Da tanti anni ormai tutti i giorni ci piovono addosso migliaia, milioni di parole. Escono dalla bocca di politici, giornalisti, personaggi dello spettacolo, della cultura, esperti di vario genere e perfetti sconosciuti.
Nella maggior parte dei casi compongono frasi che non hanno un senso compiuto. Sono parole in ordine sparso che, di volta in volta, servono a blandire i potenziali elettori, a suscitare polemiche per farsi notare, a lisciare il pelo al politico o all’editore di riferimento, quello che paga lo stipendio.

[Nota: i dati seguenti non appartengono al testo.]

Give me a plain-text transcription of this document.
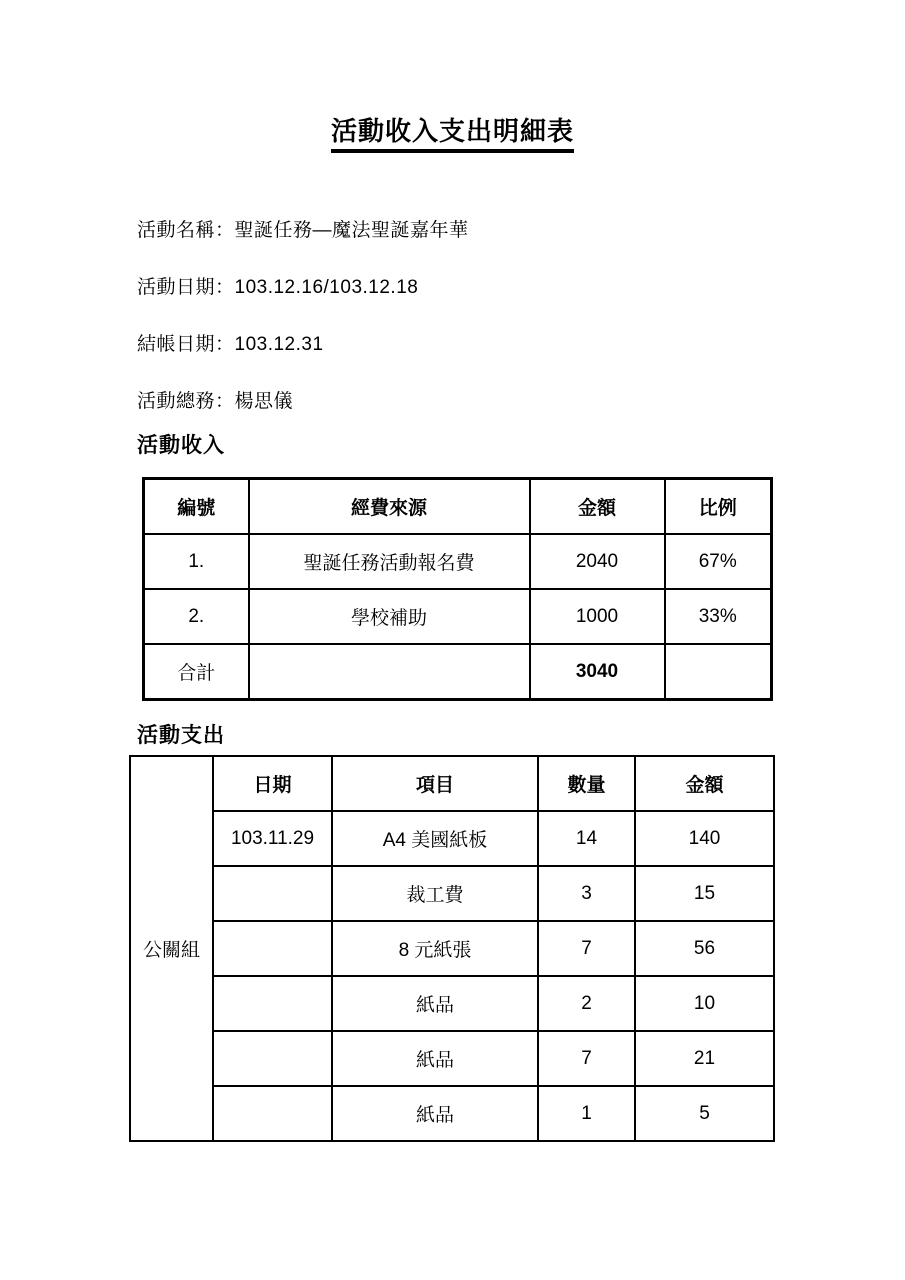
活動收入支出明細表
活動名稱：聖誕任務—魔法聖誕嘉年華
活動日期：103.12.16/103.12.18
結帳日期：103.12.31
活動總務：楊思儀
活動收入
編號	經費來源	金額	比例
1.	聖誕任務活動報名費	2040	67%
2.	學校補助	1000	33%
合計		3040	
活動支出
公關組	日期	項目	數量	金額
	103.11.29	A4 美國紙板	14	140
		裁工費	3	15
		8 元紙張	7	56
		紙品	2	10
		紙品	7	21
		紙品	1	5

Mentre sui social spesso esprimono sentimenti momentanei, rabbia, frustrazione, intolleranza. Basti pensare alle parole dei no vax o dei complottisti. Poi ci sono gli invidiosi a volte anche postumi. Ad esempio, quando muore un artista, ad esempio uno scrittore o un cantante c’è sempre qualcuno, di solito poco noto al grande pubblico oppure del tutto sconosciuto, che si premura di far sapere al mondo che a lui quell’artista proprio non piaceva. Pareri non richiesti e che non interessano a nessuno.

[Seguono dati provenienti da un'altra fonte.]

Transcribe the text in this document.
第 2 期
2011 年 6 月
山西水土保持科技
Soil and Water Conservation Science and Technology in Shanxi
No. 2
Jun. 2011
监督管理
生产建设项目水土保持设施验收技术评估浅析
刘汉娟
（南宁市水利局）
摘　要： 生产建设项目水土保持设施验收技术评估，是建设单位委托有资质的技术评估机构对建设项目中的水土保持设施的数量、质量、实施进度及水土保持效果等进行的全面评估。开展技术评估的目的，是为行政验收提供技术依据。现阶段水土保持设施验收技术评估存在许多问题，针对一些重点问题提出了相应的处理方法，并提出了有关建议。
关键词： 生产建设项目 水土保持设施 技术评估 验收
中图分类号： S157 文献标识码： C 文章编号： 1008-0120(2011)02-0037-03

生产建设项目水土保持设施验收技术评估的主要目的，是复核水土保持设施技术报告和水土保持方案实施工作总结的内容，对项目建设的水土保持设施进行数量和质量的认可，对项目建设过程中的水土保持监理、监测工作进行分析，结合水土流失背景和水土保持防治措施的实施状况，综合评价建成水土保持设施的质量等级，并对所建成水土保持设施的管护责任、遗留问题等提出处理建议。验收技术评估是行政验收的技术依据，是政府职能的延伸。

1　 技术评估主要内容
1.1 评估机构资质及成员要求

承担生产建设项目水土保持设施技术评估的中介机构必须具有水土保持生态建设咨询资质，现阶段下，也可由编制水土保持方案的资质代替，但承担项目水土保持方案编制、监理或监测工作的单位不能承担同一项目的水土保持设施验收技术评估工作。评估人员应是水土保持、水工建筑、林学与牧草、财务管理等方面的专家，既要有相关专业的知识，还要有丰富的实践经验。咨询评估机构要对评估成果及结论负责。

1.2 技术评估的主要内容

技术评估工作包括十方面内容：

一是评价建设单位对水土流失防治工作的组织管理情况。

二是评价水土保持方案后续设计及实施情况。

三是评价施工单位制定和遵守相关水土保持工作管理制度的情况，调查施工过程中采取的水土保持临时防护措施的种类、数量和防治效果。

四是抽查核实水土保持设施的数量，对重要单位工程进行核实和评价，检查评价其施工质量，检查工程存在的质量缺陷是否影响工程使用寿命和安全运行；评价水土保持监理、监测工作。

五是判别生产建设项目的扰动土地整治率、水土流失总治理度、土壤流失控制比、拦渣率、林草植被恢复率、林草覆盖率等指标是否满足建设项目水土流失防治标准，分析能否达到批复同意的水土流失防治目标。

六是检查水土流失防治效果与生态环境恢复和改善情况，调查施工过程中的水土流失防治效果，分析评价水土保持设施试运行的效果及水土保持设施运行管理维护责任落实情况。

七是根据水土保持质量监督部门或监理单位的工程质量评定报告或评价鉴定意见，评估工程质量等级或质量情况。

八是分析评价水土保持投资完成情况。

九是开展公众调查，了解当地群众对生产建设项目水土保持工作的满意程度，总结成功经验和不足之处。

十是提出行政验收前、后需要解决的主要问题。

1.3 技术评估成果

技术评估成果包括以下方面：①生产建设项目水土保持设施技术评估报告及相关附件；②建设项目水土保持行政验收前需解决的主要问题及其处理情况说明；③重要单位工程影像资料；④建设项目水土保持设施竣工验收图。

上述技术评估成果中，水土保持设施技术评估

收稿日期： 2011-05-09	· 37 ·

Poi ci sono le parole fuori luogo o esagerate. In questi giorni di guerra si sente parlare troppo spesso di eroi, dittature, resistenza e democrazia. In tal modo le parole diventano banali e si allontanano sempre più dal loro significato originale.

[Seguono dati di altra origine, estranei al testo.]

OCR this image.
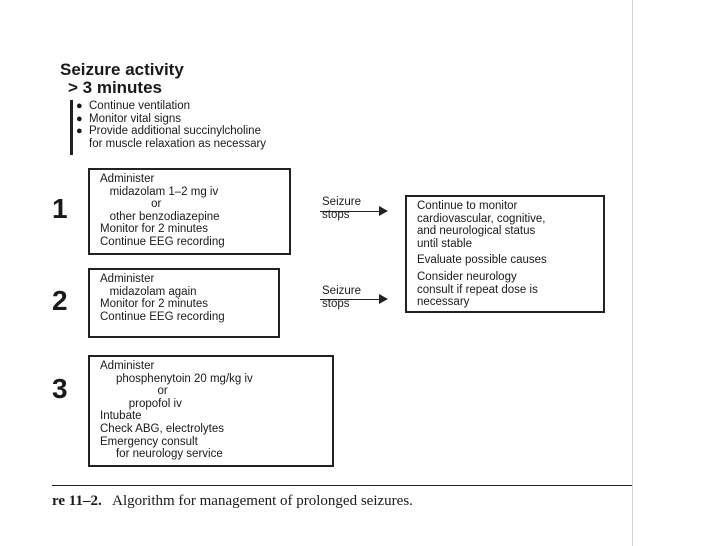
Seizure activity
> 3 minutes
● Continue ventilation
● Monitor vital signs
● Provide additional succinylcholine
for muscle relaxation as necessary
1
Administer
midazolam 1–2 mg iv
or
other benzodiazepine
Monitor for 2 minutes
Continue EEG recording
Seizure
stops
2
Administer
midazolam again
Monitor for 2 minutes
Continue EEG recording
Seizure
stops
Continue to monitor
cardiovascular, cognitive,
and neurological status
until stable
Evaluate possible causes
Consider neurology
consult if repeat dose is
necessary
3
Administer
phosphenytoin 20 mg/kg iv
or
propofol iv
Intubate
Check ABG, electrolytes
Emergency consult
for neurology service
re 11–2. Algorithm for management of prolonged seizures.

Come diceva anni fa Julia Kristeva, le parole non si riferiscono più alla cosa, ma alla parola della cosa, ovvero alla parola svuotata del suo significato originale. Una volta svanite le ideologie, a poco a poco, sono sparite anche le idee, soprattutto quelle nuove: La crisi ormai cronica dei partiti ne é l’esempio più lampante.
Anche le parole della scienza non stanno molto bene. Durante questi due lunghi anni di pandemia abbiamo visto medici e ricercatori insultarsi ed esprimere concetti non sempre esatti con parole che prima erano consolidate e frutto di anni di studi e ricerche. Invece adesso sono state travolte dall’ondata mediatica che le ha banalizzate e messe sullo spesso piano dell’opinione di un qualsiasi politico.
Alla fine questa immensa nuvola di parole, spesso inutili, vale quanto la lunga e rumorosa scoreggia di Biden. Ma quella, almeno, ci ha fatto ridere.